In addition, the class D amplification requires a low pass filter
(LPF) which demodulates a switching signal, particularly, an
inductor such as a coil, but the drive circuit 120a does not
require the LPF. Accordingly, according to the drive circuit 120a,
it is possible to reduce power which is consumed in the switching
operation or the LPF, compared with the class D amplification, and
to simplify and miniaturize a circuit.
[0198] Description is made in which, in the drive circuit (Example
1), the transistor 231 performs a switching operation during the
period P3 in which the output voltage VOUT (the voltage Vin of the
signal Ain) of the drive signal COM-A increases, and the transistor
232 performs a switching operation during the periods P1 and P5 in
which the output voltage VOUT decreases, but in a case where the
number of piezoelectric elements Pzt to be coupled is large, a
linear operation can also be performed in a relationship of a time
constant which is determined by ON-resistance of a transistor and a
load capacitance.
[0199] In addition, description is made in which, in the drive
circuit (Example 1), the transistor 231 performs a linear operation
during the period P4 in which the voltage Vout is constant at a
voltage higher than or equal to the threshold voltage Vth, and the
transistor 232 performs a linear operation during the periods P2
and P6 in which the voltage Vout is constant at a voltage lower
than the threshold voltage Vth, but a switching operation can also
be performed by the same reason.
[0200] The drive signal COM-A (COM-B) is not limited to a
trapezoidal waveform, and may be a waveform with a continuous
slope, such as a sine wave. In the drive circuit (Example 1), in a
case where the waveform is output, if a change of the voltage Vout
(voltage Vin of the signal Ain) of the drive signal COM-A is
relatively large, specifically, one of the transistors 231 and 232
performs a switching operation during a period (first period) in
which a voltage changes to a predetermined voltage or higher on a
per unit time basis. Meanwhile, if the change of the voltage Vout
is relatively small, specifically, one of the transistors 231 and
232 performs a linear operation during a period (second period) in
which the voltage changes to a voltage lower than the predetermined
voltage on a per unit time basis or the voltage is constant without
a change.
[0201] In addition, in the drive circuit (Example 1), a destination
of pull-up of the resistance element Ru may be a voltage higher
than or equal to a maximum voltage of the drive signal COM-A, and
thus, the destination is a power supplying line of the voltage
V.sub.D in this example. In addition, a destination of pull-down of
the resistance element Rd may be a voltage lower than or equal to a
minimum voltage of the drive signal COM-A, and thus, the
destination is the ground Gnd in this example.

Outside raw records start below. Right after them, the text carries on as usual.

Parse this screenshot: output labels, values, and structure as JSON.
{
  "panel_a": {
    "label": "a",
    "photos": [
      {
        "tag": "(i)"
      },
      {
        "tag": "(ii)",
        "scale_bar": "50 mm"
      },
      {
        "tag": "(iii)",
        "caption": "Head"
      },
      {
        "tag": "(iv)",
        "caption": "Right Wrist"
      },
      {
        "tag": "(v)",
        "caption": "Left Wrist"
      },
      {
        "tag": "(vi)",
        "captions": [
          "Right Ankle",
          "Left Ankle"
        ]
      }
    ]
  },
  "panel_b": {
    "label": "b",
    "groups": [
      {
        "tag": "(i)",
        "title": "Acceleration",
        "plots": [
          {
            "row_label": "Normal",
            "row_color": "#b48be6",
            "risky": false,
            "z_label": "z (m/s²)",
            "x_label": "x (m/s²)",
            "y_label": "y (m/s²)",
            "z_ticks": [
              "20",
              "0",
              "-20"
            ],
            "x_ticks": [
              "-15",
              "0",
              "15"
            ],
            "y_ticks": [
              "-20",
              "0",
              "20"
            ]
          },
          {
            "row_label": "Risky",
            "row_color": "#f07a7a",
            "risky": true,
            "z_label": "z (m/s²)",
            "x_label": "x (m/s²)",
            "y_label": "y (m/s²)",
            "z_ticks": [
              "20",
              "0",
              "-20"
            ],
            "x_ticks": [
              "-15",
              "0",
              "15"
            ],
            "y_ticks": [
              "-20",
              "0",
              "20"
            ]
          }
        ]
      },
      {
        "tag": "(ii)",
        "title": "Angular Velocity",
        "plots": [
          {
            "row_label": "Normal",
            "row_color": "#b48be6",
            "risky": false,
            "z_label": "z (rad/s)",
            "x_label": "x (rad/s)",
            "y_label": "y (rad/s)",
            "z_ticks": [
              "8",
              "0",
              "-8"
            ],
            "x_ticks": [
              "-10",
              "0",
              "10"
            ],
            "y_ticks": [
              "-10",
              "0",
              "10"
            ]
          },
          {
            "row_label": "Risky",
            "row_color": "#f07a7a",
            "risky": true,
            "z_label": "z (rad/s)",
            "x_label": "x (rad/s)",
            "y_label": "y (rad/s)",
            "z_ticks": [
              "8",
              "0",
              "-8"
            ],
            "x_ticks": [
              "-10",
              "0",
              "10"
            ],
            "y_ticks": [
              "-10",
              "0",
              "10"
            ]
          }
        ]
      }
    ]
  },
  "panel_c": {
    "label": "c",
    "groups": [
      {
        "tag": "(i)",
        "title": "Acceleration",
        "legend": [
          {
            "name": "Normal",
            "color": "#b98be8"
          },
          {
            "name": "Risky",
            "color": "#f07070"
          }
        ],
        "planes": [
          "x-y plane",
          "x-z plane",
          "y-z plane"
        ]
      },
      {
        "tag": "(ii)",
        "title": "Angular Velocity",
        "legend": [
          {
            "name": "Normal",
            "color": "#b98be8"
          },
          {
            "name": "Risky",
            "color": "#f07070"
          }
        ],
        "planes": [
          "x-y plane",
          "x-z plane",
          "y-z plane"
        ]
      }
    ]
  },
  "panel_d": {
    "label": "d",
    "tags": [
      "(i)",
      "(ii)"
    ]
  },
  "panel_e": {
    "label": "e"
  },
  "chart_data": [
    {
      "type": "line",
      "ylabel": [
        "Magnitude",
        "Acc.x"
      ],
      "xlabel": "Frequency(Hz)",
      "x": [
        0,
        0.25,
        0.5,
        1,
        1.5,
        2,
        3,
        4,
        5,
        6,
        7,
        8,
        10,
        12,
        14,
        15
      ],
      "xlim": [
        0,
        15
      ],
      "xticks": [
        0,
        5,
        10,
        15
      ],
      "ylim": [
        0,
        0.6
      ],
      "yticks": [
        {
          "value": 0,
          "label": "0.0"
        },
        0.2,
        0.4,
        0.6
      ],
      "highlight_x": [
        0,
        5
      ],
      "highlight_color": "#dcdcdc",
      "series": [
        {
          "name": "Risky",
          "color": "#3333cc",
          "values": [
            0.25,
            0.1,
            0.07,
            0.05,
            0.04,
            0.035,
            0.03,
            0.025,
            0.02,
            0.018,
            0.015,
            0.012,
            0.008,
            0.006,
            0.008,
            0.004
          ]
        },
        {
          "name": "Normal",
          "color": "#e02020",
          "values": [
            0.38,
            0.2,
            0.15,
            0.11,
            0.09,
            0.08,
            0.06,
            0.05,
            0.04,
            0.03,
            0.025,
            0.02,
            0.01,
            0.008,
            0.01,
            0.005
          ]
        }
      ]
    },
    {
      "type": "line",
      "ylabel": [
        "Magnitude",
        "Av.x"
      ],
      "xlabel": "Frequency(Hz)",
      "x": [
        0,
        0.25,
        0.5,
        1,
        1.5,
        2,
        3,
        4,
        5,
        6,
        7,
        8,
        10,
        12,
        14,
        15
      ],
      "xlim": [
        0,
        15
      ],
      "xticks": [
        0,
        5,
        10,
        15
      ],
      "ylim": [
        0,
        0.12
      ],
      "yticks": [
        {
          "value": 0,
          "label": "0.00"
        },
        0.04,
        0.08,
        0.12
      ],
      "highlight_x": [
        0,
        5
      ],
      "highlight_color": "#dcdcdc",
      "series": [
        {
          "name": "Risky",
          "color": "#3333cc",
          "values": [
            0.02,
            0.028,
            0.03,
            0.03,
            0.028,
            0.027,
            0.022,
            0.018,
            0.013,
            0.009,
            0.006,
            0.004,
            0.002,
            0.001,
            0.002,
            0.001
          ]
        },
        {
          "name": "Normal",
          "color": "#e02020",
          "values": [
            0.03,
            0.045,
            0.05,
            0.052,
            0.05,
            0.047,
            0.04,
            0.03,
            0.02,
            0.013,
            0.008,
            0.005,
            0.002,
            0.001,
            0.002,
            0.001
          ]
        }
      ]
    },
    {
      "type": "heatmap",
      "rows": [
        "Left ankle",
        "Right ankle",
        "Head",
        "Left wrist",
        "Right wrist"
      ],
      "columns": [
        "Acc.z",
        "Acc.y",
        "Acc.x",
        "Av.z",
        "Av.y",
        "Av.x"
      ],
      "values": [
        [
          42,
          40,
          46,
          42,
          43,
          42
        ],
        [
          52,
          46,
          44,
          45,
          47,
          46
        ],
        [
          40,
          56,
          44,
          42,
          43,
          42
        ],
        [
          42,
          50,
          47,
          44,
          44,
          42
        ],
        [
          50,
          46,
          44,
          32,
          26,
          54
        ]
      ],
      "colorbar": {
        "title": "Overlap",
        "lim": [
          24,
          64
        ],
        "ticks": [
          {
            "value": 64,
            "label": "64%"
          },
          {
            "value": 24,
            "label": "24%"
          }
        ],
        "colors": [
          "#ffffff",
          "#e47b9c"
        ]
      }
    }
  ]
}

[0202] Here, the drive circuit 120a which outputs the drive signal
COM-A is described as an example, but the drive circuit 120b which
outputs the drive signal COM-B also performs the same operation. A
waveform of the drive signal COM-B is the same as the waveform
illustrated in FIG. 5, the signal OCb is the same as described
above, and thus, a waveform thereof is not illustrated. The drive
circuit 120b also outputs the drive signal COM-B of the voltage
Vout following the voltage of the signal Bin.
[0203] However, in the configuration illustrated in FIG. 10, the
resistance elements Ru and Rd are coupled electrically and directly
between the voltage V.sub.D of the power supply and the ground Gnd,
and thus, a through-current flows all the time, and there is room
for reducing power consumption. Hence, next, a drive circuit
(Example 2) having a different configuration whose power
consumption is reduced will be described.
[0204] FIG. 12A is a diagram illustrating a configuration of the
drive circuit (Example 2). The drive circuit (Example 2)
illustrated in the figure is different from the drive circuit
(Example 1) illustrated in FIG. 10 in that the drive circuit
(Example 2) includes a switch Swu. The switch Swu (first switch) is
electrically coupled to the resistance element Ru in series between
the power supplying line of the voltage V.sub.D on a high side of
the power supply voltage and the node N2, is turned on if the
signal OCa goes to a H level, and is turned off if the signal OCa
goes to a L level. Accordingly, in a case where the output signal
of the differential amplifier 221 is selected by the selector 223
as the signal Gt1, that is, during the periods P1, P2, P5, and P6,
the switch Swu is turned on. Meanwhile, in a case where the output
signal of the differential amplifier 221 is selected by the
selector 223 as the signal Gt2, that is, during the periods P3 and
P4, the switch Swu is turned off. Accordingly, the drive circuit
(Example 2) can reduce power which is consumed by the
through-current, compared with the drive circuit (Example 1)
illustrated in FIG. 10.
[0205] In the drive circuit (Example 2), the switch Swu is provided
on a side of the resistance element Ru for pull-up, but another
switch may also be provided on a side of the resistance element Rd
for pull-down.
[0206] FIG. 12B is a diagram illustrating a drive circuit (Example
3) including a switch Swd on a side of the resistance element Rd.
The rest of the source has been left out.